Pero tengo contra ti que has dejado tu primer amor» (2,3-4). Sólo el amor
descansa. Lo que no se ama cansa mal y, a la larga, cansa peor.
La imagen
más honda y misteriosa de cómo trata el Señor nuestro cansancio pastoral es
aquella del que «habiendo amado a los suyos, los amó hasta el extremo» (Jn
13,1): la escena del lavatorio de los pies. Me gusta contemplarla como el
lavatorio del seguimiento. El Señor purifica el seguimiento mismo, él se
«involucra» con nosotros (cf.

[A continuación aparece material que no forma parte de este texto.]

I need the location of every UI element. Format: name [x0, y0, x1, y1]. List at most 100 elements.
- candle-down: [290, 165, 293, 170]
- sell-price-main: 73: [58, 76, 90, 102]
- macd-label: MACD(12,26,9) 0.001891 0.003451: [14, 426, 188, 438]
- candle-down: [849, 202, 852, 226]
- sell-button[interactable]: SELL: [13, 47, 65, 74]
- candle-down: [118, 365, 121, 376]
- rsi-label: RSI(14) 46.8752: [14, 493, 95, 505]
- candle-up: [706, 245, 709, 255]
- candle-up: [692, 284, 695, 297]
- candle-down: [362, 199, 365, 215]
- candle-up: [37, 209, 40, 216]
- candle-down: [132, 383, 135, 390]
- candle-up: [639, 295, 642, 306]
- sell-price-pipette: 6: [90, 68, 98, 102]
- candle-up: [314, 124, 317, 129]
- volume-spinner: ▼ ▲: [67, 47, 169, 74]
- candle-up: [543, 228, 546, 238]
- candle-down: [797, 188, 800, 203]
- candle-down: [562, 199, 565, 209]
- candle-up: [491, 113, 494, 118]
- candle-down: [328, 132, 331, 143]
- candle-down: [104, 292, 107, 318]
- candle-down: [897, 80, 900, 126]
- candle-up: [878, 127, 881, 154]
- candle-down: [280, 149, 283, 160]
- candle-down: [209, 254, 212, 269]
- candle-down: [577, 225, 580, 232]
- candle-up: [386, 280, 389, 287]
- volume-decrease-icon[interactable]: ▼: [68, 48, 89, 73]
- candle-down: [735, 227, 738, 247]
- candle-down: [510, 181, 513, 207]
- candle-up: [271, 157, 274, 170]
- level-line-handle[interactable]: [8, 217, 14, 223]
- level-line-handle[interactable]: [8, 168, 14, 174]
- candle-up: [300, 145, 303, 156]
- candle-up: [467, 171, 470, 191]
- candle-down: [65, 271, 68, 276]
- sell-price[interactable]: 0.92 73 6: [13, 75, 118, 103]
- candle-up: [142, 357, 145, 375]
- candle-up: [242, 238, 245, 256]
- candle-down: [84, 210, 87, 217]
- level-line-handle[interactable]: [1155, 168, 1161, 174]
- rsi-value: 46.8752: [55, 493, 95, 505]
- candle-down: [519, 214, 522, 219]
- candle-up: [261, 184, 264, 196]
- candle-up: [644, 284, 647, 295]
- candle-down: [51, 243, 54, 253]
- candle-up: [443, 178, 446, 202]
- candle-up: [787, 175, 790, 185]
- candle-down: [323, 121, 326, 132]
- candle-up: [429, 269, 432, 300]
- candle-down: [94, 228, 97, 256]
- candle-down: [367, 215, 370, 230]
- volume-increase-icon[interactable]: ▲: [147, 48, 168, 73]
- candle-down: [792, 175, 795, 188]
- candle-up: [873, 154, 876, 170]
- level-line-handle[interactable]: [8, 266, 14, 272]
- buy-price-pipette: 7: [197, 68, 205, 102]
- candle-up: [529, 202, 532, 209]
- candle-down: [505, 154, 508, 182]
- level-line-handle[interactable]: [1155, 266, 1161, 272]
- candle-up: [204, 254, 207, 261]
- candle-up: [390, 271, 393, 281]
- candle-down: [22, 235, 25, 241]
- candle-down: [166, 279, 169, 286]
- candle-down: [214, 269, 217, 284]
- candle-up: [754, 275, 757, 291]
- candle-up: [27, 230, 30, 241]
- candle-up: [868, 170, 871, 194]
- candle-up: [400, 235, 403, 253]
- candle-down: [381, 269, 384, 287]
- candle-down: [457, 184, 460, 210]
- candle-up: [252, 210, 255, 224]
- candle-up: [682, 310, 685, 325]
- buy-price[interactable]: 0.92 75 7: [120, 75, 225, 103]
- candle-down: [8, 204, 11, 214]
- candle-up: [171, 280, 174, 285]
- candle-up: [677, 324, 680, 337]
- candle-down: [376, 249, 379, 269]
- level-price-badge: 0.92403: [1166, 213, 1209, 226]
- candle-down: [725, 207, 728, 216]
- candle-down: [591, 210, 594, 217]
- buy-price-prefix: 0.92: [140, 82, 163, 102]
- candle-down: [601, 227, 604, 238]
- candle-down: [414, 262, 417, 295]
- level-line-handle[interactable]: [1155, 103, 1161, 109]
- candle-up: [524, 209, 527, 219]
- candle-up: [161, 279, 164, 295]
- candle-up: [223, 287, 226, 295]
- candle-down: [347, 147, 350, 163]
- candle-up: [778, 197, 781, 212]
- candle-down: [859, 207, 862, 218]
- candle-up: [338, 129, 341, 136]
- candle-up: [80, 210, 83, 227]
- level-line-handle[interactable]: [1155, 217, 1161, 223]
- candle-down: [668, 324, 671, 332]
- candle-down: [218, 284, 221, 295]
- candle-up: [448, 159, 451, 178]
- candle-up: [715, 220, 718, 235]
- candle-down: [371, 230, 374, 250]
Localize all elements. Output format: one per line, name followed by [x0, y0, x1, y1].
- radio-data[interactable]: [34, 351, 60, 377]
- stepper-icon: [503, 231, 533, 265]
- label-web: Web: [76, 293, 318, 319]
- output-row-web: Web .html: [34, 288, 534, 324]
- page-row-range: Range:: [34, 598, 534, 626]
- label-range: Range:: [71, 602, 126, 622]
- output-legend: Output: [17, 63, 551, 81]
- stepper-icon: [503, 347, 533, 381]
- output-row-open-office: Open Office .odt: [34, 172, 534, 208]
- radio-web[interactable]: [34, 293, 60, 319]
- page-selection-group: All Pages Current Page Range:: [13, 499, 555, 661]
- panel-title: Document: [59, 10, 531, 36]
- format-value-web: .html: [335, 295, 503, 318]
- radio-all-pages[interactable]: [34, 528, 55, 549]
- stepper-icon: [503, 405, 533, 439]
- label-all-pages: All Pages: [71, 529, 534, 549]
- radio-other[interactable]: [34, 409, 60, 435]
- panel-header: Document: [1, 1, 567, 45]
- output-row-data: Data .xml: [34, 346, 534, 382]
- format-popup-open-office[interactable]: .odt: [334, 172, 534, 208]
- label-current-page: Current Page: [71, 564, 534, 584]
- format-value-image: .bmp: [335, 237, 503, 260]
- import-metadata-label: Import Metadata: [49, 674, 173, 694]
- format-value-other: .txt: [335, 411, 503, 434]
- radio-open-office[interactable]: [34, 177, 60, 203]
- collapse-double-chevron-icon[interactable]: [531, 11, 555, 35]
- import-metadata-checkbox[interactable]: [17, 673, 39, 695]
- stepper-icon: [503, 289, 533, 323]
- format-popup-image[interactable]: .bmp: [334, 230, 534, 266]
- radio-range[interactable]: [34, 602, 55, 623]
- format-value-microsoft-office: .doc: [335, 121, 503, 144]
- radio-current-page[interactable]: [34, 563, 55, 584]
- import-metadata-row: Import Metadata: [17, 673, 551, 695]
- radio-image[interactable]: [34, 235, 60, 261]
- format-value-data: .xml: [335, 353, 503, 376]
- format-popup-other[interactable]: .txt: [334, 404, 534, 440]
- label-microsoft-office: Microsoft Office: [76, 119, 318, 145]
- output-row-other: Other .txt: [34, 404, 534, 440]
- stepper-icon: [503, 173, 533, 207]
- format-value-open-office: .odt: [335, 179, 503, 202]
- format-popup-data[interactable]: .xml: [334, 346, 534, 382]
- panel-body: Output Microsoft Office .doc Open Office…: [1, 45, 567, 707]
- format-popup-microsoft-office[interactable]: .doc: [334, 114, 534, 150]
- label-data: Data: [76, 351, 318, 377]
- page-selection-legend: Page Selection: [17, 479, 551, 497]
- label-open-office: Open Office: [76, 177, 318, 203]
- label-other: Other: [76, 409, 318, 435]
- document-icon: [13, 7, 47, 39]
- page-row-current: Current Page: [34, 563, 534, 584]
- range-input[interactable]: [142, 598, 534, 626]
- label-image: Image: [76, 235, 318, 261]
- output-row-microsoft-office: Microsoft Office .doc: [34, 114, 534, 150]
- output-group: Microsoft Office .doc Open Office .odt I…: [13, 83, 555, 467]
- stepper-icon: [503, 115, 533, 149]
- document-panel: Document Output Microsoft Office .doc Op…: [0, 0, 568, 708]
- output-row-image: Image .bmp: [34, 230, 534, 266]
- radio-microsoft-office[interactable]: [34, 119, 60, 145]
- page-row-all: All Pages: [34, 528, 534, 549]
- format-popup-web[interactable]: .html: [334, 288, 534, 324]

Evangelii gaudium, 24), se encarga en persona de
limpiar toda mancha, ese mundano smog untuoso que se nos pegó en el camino que
hemos hecho en su nombre.
Sabemos
que en los pies se puede ver cómo anda todo nuestro cuerpo. En el modo de
seguir al Señor se expresa cómo anda nuestro corazón. Las llagas de los pies,
las torceduras y el cansancio son signo de cómo lo hemos seguido, por qué
caminos nos metimos buscando a sus ovejas perdidas, tratando de llevar el
rebaño a las verdes praderas y a las fuentes tranquilas (cf. ibíd. 270). El
Señor nos lava y purifica de todo lo que se ha acumulado en nuestros pies por
seguirlo. Y Esto es sagrado. No permite que quede manchado. Así como las
heridas de guerra él las besa, la suciedad del trabajo él la lava.
El
seguimiento de Jesús es lavado por el mismo Señor para que nos sintamos con
derecho a estar «alegres», «plenos», «sin temores ni culpas» y nos animemos así
a salir e ir «hasta los confines del mundo, a todas las periferias», a llevar
esta buena noticia a los más abandonados, sabiendo que él está con nosotros,
todos los días, hasta el fin del mundo» (cf. Mt 28,21). Y por favor, pidamos la
gracia de aprender a estar cansados, pero ¡bien cansados!